Specifically, the project group resulted in a consortium, which includes C-Job Naval Architects, SeaZip Offshore Service, Sea Machines and recently joined by MARIN and eL-Tec elektrotechniek BV. Their combined industry knowledge created this viable, innovative, and sustainable alternative which benefits both wind asset owners and guard vessel operators.
The AGV is designed for the surveillance of offshore structures throughout their life cycle, ranging from wind farms to substation platforms and cable routes. With any area that needs to be secured, the AGV can continuously monitor nearby marine traffic visually as well as via radar and AIS data.

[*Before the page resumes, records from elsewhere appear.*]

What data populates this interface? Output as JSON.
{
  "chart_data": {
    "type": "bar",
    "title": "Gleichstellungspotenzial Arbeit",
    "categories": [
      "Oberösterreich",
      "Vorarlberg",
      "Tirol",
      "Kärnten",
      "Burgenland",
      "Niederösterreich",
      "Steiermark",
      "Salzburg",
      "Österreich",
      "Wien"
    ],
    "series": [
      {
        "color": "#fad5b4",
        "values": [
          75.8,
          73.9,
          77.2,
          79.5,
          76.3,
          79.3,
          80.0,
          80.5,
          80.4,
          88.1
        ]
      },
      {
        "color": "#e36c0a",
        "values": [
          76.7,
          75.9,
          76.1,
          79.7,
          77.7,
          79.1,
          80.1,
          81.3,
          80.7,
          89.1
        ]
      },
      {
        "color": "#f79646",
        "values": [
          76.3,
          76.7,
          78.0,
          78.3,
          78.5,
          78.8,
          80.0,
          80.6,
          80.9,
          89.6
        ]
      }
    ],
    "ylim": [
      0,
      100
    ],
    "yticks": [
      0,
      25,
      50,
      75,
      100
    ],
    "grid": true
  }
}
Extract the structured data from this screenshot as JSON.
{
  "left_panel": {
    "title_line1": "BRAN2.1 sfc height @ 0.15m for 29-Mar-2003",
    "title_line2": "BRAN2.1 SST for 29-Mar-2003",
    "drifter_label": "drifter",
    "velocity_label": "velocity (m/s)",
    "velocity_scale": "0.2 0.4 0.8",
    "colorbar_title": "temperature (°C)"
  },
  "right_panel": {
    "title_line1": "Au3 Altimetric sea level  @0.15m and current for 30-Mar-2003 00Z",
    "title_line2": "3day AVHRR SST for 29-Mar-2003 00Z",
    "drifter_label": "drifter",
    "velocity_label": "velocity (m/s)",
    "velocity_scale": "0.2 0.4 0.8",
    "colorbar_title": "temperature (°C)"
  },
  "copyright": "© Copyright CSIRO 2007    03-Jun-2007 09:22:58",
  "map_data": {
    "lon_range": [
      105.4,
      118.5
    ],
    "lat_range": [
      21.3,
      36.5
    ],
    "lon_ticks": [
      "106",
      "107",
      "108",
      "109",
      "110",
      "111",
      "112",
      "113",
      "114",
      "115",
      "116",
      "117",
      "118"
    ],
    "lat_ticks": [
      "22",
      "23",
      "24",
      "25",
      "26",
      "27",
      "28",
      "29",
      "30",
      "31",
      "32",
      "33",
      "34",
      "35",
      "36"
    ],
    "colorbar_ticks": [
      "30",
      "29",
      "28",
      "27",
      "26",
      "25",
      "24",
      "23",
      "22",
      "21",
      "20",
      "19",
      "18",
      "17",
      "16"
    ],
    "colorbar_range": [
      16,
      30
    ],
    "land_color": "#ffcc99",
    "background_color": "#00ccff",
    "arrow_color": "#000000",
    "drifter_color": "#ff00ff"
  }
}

With any vessel that approaches the area, measures will be taken to secure the area in order to avoid collisions and damage to the offshore infrastructure. An intruding vessel can be communicated with and will receive information on how to safely navigate the area as well as being physically escorted away from the site by the Autonomous Guard Vessel. Additionally, the encounter will be recorded to provide video footage in case of any violation or accident.
Pelle de Jong, Founding Partner LISA, adds that
Guard vessels perform an essential job, however, it is not the most exciting one for crew. Combined with the fact that conventional guard vessels are mostly outdated and thus aren’t necessarily the most comfortable let alone sustainable, it can be difficult to find well-trained crew willing to do the job.
It is furthermore stated that the vessel will not require crew onboard the vessel, eliminating the need of accommodation in the design, which means that the ship will be considerably smaller than existing guard vessels.
The Autonomous Guard Vessel will recharge its batteries via a charging station. The charging station can be moored independently or connected to existing equipment onsite. Depending on the situation, charging could either be via a cable connection to the on-site equipment such as an offshore transformer platform or locally generated using renewable fuels.